Il y a à présent 4,3 millions d’immigrés, pour une bonne part en provenance
de l’ex-empire colonial. Sommes-nous sûrs que les problèmes viennent de la
relation avec ces secteurs de la population ? Ne s’agirait-il pas plutôt des
comptes que la France doit régler avec son propre passé colonial et avec les
enfants et petits-enfants qui en sont issus et auxquels elle ne parvient pas
à offrir une perspective d’intégration et de promotion sociale, comme elle
l’avait fait tant bien que mal pendant les Trente Glorieuses ?

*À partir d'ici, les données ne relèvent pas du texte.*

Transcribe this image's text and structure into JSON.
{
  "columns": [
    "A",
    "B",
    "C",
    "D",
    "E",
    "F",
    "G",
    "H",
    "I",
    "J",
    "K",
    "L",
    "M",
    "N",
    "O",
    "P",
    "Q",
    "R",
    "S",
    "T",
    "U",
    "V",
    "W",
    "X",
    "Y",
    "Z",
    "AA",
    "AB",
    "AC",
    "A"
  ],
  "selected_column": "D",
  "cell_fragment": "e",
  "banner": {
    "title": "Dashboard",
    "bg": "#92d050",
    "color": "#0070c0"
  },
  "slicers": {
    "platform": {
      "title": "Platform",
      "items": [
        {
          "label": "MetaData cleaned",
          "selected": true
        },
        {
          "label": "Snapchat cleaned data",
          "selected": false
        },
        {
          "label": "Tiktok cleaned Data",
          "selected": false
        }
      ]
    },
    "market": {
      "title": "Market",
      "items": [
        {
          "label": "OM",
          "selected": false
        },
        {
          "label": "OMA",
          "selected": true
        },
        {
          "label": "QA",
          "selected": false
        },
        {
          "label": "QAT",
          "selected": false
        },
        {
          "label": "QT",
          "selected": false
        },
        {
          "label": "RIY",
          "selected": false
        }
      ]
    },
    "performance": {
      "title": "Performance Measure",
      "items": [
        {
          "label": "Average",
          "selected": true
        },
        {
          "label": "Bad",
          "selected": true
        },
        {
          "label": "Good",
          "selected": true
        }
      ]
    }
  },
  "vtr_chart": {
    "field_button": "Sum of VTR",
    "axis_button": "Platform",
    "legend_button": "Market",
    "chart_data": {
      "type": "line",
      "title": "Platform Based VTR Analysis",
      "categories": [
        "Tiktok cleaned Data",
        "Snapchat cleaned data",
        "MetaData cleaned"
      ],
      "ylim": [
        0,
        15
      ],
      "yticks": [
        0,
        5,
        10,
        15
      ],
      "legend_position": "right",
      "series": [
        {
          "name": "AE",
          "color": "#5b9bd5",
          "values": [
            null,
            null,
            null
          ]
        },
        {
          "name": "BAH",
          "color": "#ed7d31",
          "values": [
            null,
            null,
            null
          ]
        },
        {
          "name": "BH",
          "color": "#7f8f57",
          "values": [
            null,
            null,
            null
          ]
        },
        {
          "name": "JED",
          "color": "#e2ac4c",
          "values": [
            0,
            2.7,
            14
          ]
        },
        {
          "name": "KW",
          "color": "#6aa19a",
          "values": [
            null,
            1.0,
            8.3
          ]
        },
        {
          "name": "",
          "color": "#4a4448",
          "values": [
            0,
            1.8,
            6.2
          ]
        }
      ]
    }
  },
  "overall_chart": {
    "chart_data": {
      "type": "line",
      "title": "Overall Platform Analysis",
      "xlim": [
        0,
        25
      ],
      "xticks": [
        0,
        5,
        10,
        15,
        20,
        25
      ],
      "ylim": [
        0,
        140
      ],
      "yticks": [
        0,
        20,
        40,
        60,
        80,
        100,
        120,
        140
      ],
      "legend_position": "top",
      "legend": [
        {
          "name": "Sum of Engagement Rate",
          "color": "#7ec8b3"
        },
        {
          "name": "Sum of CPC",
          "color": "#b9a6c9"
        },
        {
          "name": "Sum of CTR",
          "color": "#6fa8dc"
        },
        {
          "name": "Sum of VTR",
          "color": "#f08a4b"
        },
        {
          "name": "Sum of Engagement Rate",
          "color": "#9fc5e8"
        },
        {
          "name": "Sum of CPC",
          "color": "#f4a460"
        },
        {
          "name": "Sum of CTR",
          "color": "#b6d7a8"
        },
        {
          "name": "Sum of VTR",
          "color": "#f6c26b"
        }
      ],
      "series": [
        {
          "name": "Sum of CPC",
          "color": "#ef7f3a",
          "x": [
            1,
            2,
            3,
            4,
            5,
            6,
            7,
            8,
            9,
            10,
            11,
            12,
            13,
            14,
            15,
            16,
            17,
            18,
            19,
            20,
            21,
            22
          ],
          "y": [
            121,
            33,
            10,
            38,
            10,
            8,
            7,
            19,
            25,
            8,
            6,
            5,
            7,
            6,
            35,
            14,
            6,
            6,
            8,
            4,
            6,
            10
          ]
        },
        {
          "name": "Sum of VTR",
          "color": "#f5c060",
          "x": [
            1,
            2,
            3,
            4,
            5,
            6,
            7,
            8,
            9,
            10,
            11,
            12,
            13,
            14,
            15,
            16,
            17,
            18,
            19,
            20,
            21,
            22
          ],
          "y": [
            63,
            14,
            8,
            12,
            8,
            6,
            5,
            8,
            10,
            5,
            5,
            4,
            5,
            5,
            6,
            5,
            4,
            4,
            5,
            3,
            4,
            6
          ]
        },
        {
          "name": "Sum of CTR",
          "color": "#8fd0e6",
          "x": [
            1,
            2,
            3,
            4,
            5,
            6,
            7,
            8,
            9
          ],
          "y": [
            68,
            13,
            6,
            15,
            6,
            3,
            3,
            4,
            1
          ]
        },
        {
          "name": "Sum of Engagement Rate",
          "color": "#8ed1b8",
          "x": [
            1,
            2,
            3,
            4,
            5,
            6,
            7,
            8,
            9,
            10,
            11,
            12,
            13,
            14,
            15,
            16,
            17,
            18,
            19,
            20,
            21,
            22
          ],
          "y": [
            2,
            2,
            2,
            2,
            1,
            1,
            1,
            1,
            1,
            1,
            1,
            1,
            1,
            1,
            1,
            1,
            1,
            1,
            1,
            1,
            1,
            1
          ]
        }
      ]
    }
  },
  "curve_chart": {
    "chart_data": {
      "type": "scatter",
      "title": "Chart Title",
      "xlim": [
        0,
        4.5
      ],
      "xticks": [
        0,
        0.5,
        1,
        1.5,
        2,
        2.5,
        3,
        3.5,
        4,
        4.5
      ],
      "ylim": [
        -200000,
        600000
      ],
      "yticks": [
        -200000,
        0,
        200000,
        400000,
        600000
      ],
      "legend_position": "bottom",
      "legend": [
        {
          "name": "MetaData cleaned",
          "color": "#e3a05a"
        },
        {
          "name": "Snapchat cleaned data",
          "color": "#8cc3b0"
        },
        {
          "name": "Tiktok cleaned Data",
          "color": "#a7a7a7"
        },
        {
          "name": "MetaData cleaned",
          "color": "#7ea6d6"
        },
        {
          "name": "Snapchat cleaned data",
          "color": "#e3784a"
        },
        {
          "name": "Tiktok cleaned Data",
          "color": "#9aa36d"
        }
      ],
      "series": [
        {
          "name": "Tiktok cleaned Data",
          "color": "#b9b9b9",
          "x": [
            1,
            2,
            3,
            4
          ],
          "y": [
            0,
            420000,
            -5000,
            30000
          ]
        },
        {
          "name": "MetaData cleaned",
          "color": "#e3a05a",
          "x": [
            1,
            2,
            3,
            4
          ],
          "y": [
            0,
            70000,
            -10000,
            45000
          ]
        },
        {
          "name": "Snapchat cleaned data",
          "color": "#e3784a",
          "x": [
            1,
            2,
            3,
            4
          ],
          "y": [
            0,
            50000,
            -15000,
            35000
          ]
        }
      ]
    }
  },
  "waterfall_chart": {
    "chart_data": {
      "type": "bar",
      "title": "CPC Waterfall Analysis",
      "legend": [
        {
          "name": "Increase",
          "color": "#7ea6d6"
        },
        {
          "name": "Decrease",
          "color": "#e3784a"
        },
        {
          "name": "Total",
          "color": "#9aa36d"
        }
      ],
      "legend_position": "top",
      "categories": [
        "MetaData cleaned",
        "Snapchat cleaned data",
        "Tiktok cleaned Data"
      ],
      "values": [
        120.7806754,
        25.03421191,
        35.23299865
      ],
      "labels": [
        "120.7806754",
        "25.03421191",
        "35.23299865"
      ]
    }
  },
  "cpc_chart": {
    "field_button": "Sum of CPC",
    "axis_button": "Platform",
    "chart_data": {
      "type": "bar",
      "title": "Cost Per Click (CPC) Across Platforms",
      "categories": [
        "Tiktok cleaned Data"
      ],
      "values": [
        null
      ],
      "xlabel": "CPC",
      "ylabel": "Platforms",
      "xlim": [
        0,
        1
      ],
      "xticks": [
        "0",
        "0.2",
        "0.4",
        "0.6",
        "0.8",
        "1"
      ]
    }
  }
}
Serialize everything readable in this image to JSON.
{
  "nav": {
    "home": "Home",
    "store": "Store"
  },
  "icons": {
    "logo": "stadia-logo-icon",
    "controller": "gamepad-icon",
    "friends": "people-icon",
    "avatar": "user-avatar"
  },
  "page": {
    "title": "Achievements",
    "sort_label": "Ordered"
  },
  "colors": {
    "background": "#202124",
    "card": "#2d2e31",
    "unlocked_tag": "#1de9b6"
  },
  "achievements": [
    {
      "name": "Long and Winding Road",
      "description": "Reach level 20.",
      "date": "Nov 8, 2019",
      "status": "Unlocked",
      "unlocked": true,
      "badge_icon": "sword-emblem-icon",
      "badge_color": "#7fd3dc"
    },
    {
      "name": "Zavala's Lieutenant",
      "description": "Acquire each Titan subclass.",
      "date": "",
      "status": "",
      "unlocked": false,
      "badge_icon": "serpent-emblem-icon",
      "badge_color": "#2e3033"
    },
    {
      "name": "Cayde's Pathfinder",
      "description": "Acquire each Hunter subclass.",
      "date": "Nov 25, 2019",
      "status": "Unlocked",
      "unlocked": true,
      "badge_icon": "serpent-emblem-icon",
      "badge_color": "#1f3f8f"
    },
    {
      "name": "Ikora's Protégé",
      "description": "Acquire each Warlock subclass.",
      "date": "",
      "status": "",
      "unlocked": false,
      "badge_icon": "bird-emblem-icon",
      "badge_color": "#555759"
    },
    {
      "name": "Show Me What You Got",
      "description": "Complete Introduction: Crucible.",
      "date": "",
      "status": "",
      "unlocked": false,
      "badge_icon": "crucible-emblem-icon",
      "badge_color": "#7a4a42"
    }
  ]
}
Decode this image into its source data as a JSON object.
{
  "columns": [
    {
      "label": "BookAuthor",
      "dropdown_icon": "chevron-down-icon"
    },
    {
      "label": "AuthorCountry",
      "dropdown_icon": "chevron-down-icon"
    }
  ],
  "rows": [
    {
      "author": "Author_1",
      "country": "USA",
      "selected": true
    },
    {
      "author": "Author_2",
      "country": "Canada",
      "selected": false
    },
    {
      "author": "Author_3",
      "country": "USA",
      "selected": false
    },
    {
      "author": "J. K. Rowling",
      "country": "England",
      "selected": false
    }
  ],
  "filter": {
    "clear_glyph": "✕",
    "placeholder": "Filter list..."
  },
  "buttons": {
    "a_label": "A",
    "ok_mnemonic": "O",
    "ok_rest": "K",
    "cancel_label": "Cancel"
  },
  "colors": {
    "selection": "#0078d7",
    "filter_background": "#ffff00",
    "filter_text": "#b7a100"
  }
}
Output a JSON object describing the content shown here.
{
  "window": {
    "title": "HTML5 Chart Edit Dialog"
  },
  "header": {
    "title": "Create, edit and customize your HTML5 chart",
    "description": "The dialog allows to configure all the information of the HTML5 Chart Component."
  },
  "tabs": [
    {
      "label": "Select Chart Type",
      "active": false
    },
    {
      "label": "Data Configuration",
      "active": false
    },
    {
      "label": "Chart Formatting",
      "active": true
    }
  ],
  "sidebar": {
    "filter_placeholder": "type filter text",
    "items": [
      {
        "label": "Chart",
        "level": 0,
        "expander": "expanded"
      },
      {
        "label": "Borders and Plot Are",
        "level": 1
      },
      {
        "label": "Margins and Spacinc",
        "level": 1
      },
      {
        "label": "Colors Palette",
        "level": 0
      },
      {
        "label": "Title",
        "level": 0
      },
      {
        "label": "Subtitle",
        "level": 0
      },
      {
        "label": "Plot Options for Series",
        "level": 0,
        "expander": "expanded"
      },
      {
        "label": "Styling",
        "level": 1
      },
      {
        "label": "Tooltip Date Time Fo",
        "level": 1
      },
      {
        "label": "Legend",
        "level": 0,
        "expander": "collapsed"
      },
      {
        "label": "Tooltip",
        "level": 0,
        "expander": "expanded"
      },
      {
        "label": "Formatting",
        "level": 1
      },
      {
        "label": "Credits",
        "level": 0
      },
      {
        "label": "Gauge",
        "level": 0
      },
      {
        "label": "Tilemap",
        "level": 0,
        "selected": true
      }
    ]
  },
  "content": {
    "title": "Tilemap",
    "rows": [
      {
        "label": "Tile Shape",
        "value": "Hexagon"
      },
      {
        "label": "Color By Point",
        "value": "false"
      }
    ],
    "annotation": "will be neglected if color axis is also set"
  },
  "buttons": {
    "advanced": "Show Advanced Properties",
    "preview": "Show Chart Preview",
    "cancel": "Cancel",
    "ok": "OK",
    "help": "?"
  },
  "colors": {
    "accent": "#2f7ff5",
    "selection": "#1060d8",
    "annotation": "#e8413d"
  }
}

En effet, la concurrence sur le marché du travail ne met pas aux prises
ouvriers autochtones et immigrés (qui, en général, acceptent les travaux les
moins gratifiants), mais s’exerce contre les beurs (et, depuis peu, les
jeunes d’origine sub-saharienne) qui, victimes de diverses discriminations,
finissent par grossir les rangs des chômeurs et de la petite délinquance,
souvent liée au trafic de drogue. Par conséquent, il n’est pas étonnant que
les contradictions auxquelles nous avons fait allusion apparaissent de la
façon la plus visible et la plus virulente au sein de l’école, là où se
retrouvent à peu près tous les jeunes. Vu que l’ascenseur social est bloqué,
l’école devient ipso facto un foyer de frustrations sociales, d’espoirs
déçus et de fausses promesses. En l’absence d’un marché du travail
accueillant, l’engagement de mener 80 % de chaque classe d’âge au
baccalauréat transforme l’école en antichambre du chômage. Naturellement,
les jeunes en échec ou exclus du système scolaire sans aucun diplôme sont
socialement plus fragiles et constituent une proie facile pour l’économie
clandestine ou criminelle. Et à l’école, qui catalyse les contradictions
symboliques -on se souvient de l’affaire du tchador -le climat ne cesse de
se dégrader. Il est clair que la diffusion des formes de violence juvénile,
du racket, du trafic de drogue, de machisme, des regroupements sur des bases
ethniques passe très souvent par l’école, en alimentant les tensions et les
peurs.

Les tendances au démantèlement programmé de l’école (sauf pour une élite) en
tant que formatrice de valeurs civiques et capacité critique, au profit
d’une institution productrice de consommateurs ignorants, incapables de
remettre en question la société où ils vivent, proies toutes désignées de
l’industrie du divertissement, semblent en effet trouver leur confirmation
dans ces tentatives de réforme que la gauche de gouvernement a tenté de
mettre en pratique au cours de ces dernières années, dans le droit fil de ce
que la droite avait fait avant elle(6).

Le vote FN

On a tout dit du vote pro-FN du 21 avril 2002 : vote politique,
protestataire, de désaffection, de peur, d’exaspération ou de désespoir,
parfois vote d’adhésion à des valeurs et (un peu moins) à un programme. Mais
aussi vote raciste et xénophobe, qui, à en croire certains analystes, serait
l’expression d’un "sens commun" partagé par la majorité des partis, dont on
préfère ne jamais parler, comme si cela équivalait à ouvrir la boîte de
Pandore.

La tendance profonde qui s’exprime à travers le vote FN est présente en
France depuis le début du xxième siècle, bien visible dans cette peur de
l’invasion étrangère, qui apparaît principalement en temps de crise
économique- jusqu’aux années vingt, elle visait surtout l’immigration
italienne, avec les lynchages anti-italiens d’ Aigues-Mortes, de Grenoble ou
de Marseille -et à laquelle le mouvement ouvrier lui-même n’est pas resté
étranger : il n’est que de penser aux consignes du PCF ("achetons français")
ou aux bulldozers que le maire communiste de Vitry envoya au début des
années 80 pour démolir un foyer de travailleurs immigrés.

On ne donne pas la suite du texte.